Days after Haiyan destroyed swaths of the Filipino countryside and claimed the lives of at least 1,774, massive amounts of aid has been dedicated to relief efforts, but little has made its way into the hands and mouths of the affected. Aristone Balute, an 81-year-old Filipina who failed to get a flight out of Tacloban told the Washington Post, “We need help. Nothing is happening. We haven’t eaten since yesterday afternoon.”
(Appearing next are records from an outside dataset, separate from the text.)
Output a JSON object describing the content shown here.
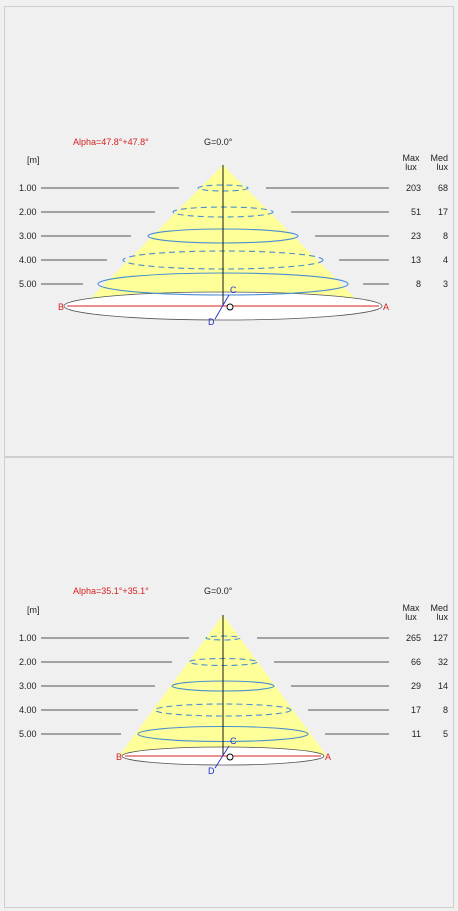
{
  "colors": {
    "cone_fill": "#ffff99",
    "iso_line": "#4a8fd0",
    "axis_line": "#000000",
    "alpha_text": "#d42020",
    "point_ab": "#d42020",
    "point_cd": "#2030c8"
  },
  "header": {
    "unit_label": "[m]",
    "max_label_line1": "Max",
    "max_label_line2": "lux",
    "med_label_line1": "Med",
    "med_label_line2": "lux"
  },
  "points": {
    "a": "A",
    "b": "B",
    "c": "C",
    "d": "D"
  },
  "diagrams": [
    {
      "alpha_label": "Alpha=47.8°+47.8°",
      "gamma_label": "G=0.0°",
      "rows": [
        {
          "distance": "1.00",
          "max_lux": "203",
          "med_lux": "68"
        },
        {
          "distance": "2.00",
          "max_lux": "51",
          "med_lux": "17"
        },
        {
          "distance": "3.00",
          "max_lux": "23",
          "med_lux": "8"
        },
        {
          "distance": "4.00",
          "max_lux": "13",
          "med_lux": "4"
        },
        {
          "distance": "5.00",
          "max_lux": "8",
          "med_lux": "3"
        }
      ]
    },
    {
      "alpha_label": "Alpha=35.1°+35.1°",
      "gamma_label": "G=0.0°",
      "rows": [
        {
          "distance": "1.00",
          "max_lux": "265",
          "med_lux": "127"
        },
        {
          "distance": "2.00",
          "max_lux": "66",
          "med_lux": "32"
        },
        {
          "distance": "3.00",
          "max_lux": "29",
          "med_lux": "14"
        },
        {
          "distance": "4.00",
          "max_lux": "17",
          "med_lux": "8"
        },
        {
          "distance": "5.00",
          "max_lux": "11",
          "med_lux": "5"
        }
      ]
    }
  ]
}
South African Bus Crash Shocks Nation
Twenty-nine people were killed and 30 more were injured when a bus and a truck collided last night near the eastern South African town of Kwaggafontein. The Moloto Road, used by more than 50,000 people on their way to Pretoria everyday, has gained a reputation for its fatal collisions. But last night’s mayhem stunned even South African President Jacob Zuma, “This carnage must stop. It is completely unacceptable. The fact that this particular road has gained notoriety … means there’s something wrong that we need to address together.” A team has been assembled to investigate last night’s crash and suggest changes that might prevent such deadly crashes in the future.
Russia Demands Apology from Poland
Russian state media reports that Polish ambassador Wojciech Zajaczkowski was summoned to Moscow’s foreign ministry to account for the actions of right-wing nationalists in Poland on Polish Independence Day. Rioters targeted a number of left-wing symbols like a communal living space and a rainbow-colored arch symbolizing tolerance, but a number of masked people also threw explosives, rocks, and glass bottles at the Russian embassy. “The attention of the ambassador has been drawn to the passivity and lateness of the police, which resulted in an unbridled rampage by roughnecks,” the Russian Foreign Ministry said in a statement. Similarly, after the crowd had moved on from the progressive communal space, littered with burned debris and broken glass, one of the squatters accused the police of failing to hold back the conservative protesters. He said, “You have unleashed fascist dogs on us.”
Last Night, before Zajaczkowski was asked to appear, the Polish government had already expressed dismay over the Warsaw rampage that led to at least 72 arrests and 14 injuries. Polish Prime Minister Donald Tusk read a statement saying, “The events of this evening are very sad for Poland. This was an unacceptable act of aggression against police guarding the Russian Embassy and toward the embassy itself. I express my sympathies.”
Urabeños boss Visaje, better known as Cipriam Manuel Palencia Gonzalez, has been arrested in Madrid, following an epic manhunt which saw Gonzalez flee police in Colombia, Venezuela, and Brazil.
According to police in Spain, Gonzalez was taken into custody Friday while planning new drug routes to Europe. He is currently wanted by Colombian authorities in connection to a litany of crimes including at least 52 murders and a 2009 prison break. Gonzales’ gang, the Urabeños, was established by the remnants of right-wing paramilitary groups in the late 1990′s and has proven particularly lethal in its quest to dominate Colombia’s lucrative drug smuggling corridors.